そしてまた指先をこすり合わせて、真白に染まる息を吹きかける。
道の向こうを見つめる瞳はよくよく見ると、左右でほんの少し色が違っていた。
左はとろりとした漆黒、右は赤みのある焦げ茶色だ。
彼女が――目立たないが、――所謂オッドアイ
であることを知っているものはたった一人だけ。
色味の違うふたつの瞳は強い光を宿して煌めく。
悲痛なまでに、真っ直ぐに。
その強い瞳の中の灰色の街並みにひとつ、彼女の待ち望んだ人影。
彼女に気づいたらしく、彼は抱えた紙袋を揺すりあげて抱え直すと軽く駆けてきた。
地を蹴ったはずみに、伸びすぎた前髪が目元に落ちかかったのが見えた。
彼は煩わしそうに首を振ってそれをどうにかしようとしながらも、危なげない足取りでやってきた。
少女はここにきて、漸く歳相応の可愛らしい笑みを浮かべた。
少女は笑みを浮かべたまま、駆けてきた少年を出迎えた。
「お帰りなさい!」
「ちょっと! ジェン? なんで外にいるの!」
少年に開口一番そう言われたが、ジェン――ジェンヌは答えない。
ただテキパキと荷物になっていた小さな紙袋をひとつ取り上げ、もう片方の手で少年の頬を包んだ。
「つめたぁい」
ふふふ、とどこか嬉しそうに笑ったジェンヌは彼の目元に落ちかかった髪を払って、くせをつけるように梳き撫でる。

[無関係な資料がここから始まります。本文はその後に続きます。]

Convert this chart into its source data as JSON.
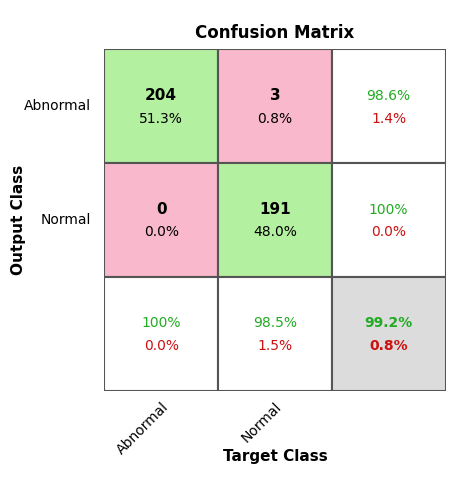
{
  "title": "Confusion Matrix",
  "xlabel": "Target Class",
  "ylabel": "Output Class",
  "row_labels": [
    "Abnormal",
    "Normal"
  ],
  "col_labels": [
    "Abnormal",
    "Normal"
  ],
  "cells": [
    {
      "row": 0,
      "col": 0,
      "bg_color": "#b3f0a0",
      "main_text": "204",
      "main_pct": "51.3%",
      "main_text_color": "#000000"
    },
    {
      "row": 0,
      "col": 1,
      "bg_color": "#f9b8cc",
      "main_text": "3",
      "main_pct": "0.8%",
      "main_text_color": "#000000"
    },
    {
      "row": 1,
      "col": 0,
      "bg_color": "#f9b8cc",
      "main_text": "0",
      "main_pct": "0.0%",
      "main_text_color": "#000000"
    },
    {
      "row": 1,
      "col": 1,
      "bg_color": "#b3f0a0",
      "main_text": "191",
      "main_pct": "48.0%",
      "main_text_color": "#000000"
    }
  ],
  "row_summary": [
    {
      "green_text": "98.6%",
      "red_text": "1.4%"
    },
    {
      "green_text": "100%",
      "red_text": "0.0%"
    }
  ],
  "col_summary": [
    {
      "green_text": "100%",
      "red_text": "0.0%"
    },
    {
      "green_text": "98.5%",
      "red_text": "1.5%"
    }
  ],
  "corner_summary": {
    "green_text": "99.2%",
    "red_text": "0.8%"
  },
  "row_summary_bg": "#ffffff",
  "col_summary_bg": "#ffffff",
  "corner_summary_bg": "#dcdcdc",
  "grid_color": "#555555",
  "green_color": "#22aa22",
  "red_color": "#cc1111",
  "cell_text_fontsize": 11,
  "pct_fontsize": 10,
  "label_fontsize": 10,
  "axis_label_fontsize": 11,
  "title_fontsize": 12,
  "summary_fontsize": 10
}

少年はその温かさに思わずほぅと息をついて仕方なさそうに笑った。
「もう・・・風邪ひいちゃだめだよ?」
「うんわかってるよー。お帰りートム」
催促するように小さな手が彼の頬を何度も撫でつけた。
トムはくすくす笑いだして、その手を空いた手で取った。
冷たくなっているその手で、しっかりと。
・・・それこそが、彼女を笑顔にすると知っているから。
「うん、ただいま」
「うん、えへへ‥ほら、中入ろー!」
にぱっと笑みを明るくした彼女に、彼は眩しそうに笑い返した。